What triggered this particular topic was a comment I read from a fella bassin' bro who, unfortunately, got caught "with his knickers down," in a manner of speaking. Seems he was out in the garage one day going through his boat. And he just happened to have every last one of his many tackle boxes out on the deck when his wife happened by.

"When she was done asking just how insane I was, she started counting," said our bassin' brother. "In my own defense, I won't at this time...and probably never will...divulge just how many boxes I carry in my boat, or have on the shelf. Neither will I discuss the pegboard full of bags, packages, and so on.

"My initial thinking was that I'm a long ways from having too much. But after some additional consideration, I realized I might be mistaken. After all, I am a big boy, and my boat only has a 150 on it...so maybe I am carrying too much? I came to that conclusion after remembering my experience with the new Champion I recently bought. I got all indignant 'cuz the rear compartments were sooo small.

"I know they say the fancy new baits are really designed to catch the fisherman and not the fish. I have to be honest--that fact describes me. Is it really so bad, though, that I have to leave the lifevests behind 'cuz I just don't have room for them? Just kidding!!!"

Let's face it. Many of us are in the same boat as this gent. We have a difficult time parting with things. "There's always a chance I'll need that particular whatchamacallit at some point in the future or be able to repurpose it" is how we justify keeping the item...especially a piece of fishing gear.

The overall result is that we end up with a large collection of what some people love to refer to as a pile of junk. Rods with broken guides...reels that have lost the war against corrosion...old tackleboxes..cracked coolers...an old outboard that can't be fixed--you get the idea. I even read about one fella who said he kept an old broken-down boat around because he just couldn't bring himself to trash it.

Now comes my little moment of truth. Throughout most of my time in the Navy, as well as my Civil Service employment, I carried a briefcase back and forth to work. The one I had when I retired for good eight years ago was and still is in pretty good shape, so I've kept it close by, figuring that it very well might come in handy somewhere down the road.

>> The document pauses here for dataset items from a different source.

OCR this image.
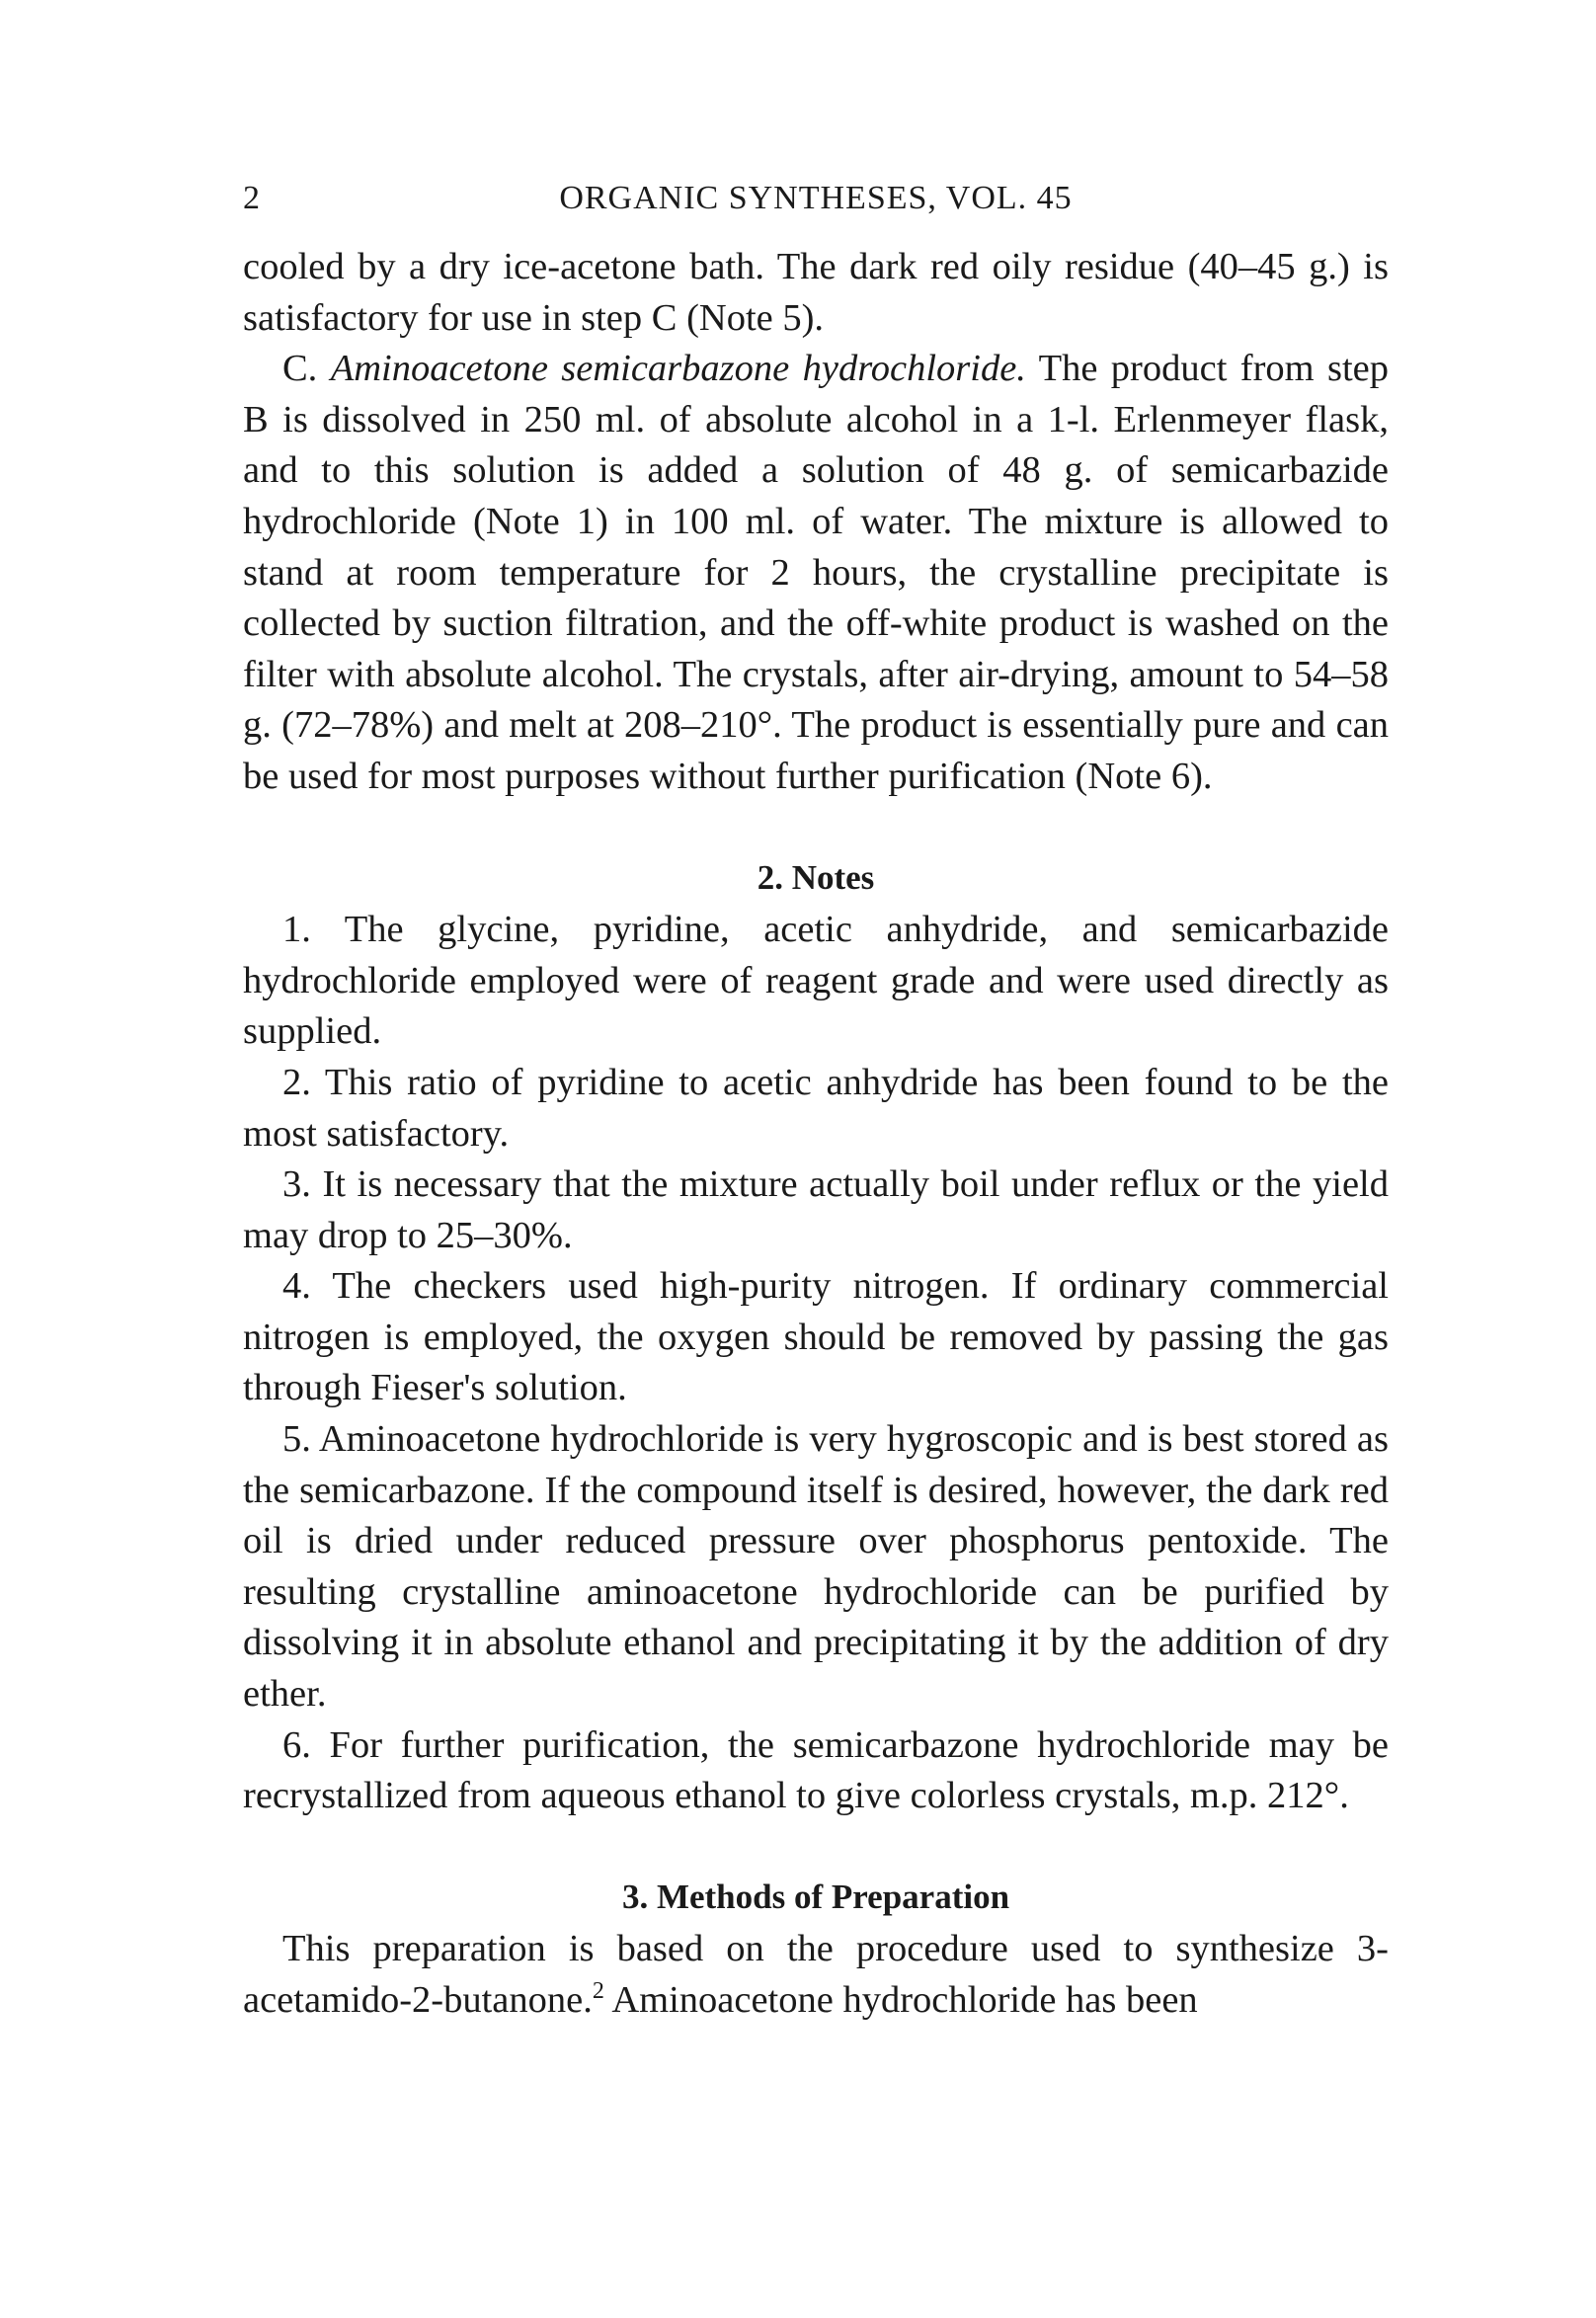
2	ORGANIC SYNTHESES, VOL. 45

cooled by a dry ice-acetone bath. The dark red oily residue (40–45 g.) is satisfactory for use in step C (Note 5).

C. Aminoacetone semicarbazone hydrochloride. The product from step B is dissolved in 250 ml. of absolute alcohol in a 1-l. Erlenmeyer flask, and to this solution is added a solution of 48 g. of semicarbazide hydrochloride (Note 1) in 100 ml. of water. The mixture is allowed to stand at room temperature for 2 hours, the crystalline precipitate is collected by suction filtration, and the off-white product is washed on the filter with absolute alcohol. The crystals, after air-drying, amount to 54–58 g. (72–78%) and melt at 208–210°. The product is essentially pure and can be used for most purposes without further purification (Note 6).

2. Notes

1. The glycine, pyridine, acetic anhydride, and semicarbazide hydrochloride employed were of reagent grade and were used directly as supplied.

2. This ratio of pyridine to acetic anhydride has been found to be the most satisfactory.

3. It is necessary that the mixture actually boil under reflux or the yield may drop to 25–30%.

4. The checkers used high-purity nitrogen. If ordinary commercial nitrogen is employed, the oxygen should be removed by passing the gas through Fieser's solution.

5. Aminoacetone hydrochloride is very hygroscopic and is best stored as the semicarbazone. If the compound itself is desired, however, the dark red oil is dried under reduced pressure over phosphorus pentoxide. The resulting crystalline aminoacetone hydrochloride can be purified by dissolving it in absolute ethanol and precipitating it by the addition of dry ether.

6. For further purification, the semicarbazone hydrochloride may be recrystallized from aqueous ethanol to give colorless crystals, m.p. 212°.

3. Methods of Preparation

This preparation is based on the procedure used to synthesize 3-acetamido-2-butanone.$^2$ Aminoacetone hydrochloride has been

As it turns out, I was recently able to "repurpose" it from holding paperwork, a small umbrella, assorted medicines, etc. to serving as storage space for all the reels I just got back from being serviced. Works perfectly, too, if I do say so myself.

For some time now, I've been keeping 18 rod-and-reel combos ready for use but decided that number represented gross overkill, especially for a fella my age. I now am going to operate with only 7 combos ready for use, with the 11 other reels neatly tucked away in individual plastic bags in my old briefcase. Beats the heck out of buying a new "reel case," per se, and it works every bit as good.

Now, all I have to do is start finding ways to put the stuff in all those tackleboxes and hanging on the walls in my garage to good use. Got a feeling, though, that I don't have enough years left on Earth to accomplish that feat, given the number of years it has taken me to accumulate this much. I'm taking the stance that it's not "too much," so why should I try to hurry? Everyone who agrees with that idea give me a "heck yeah!"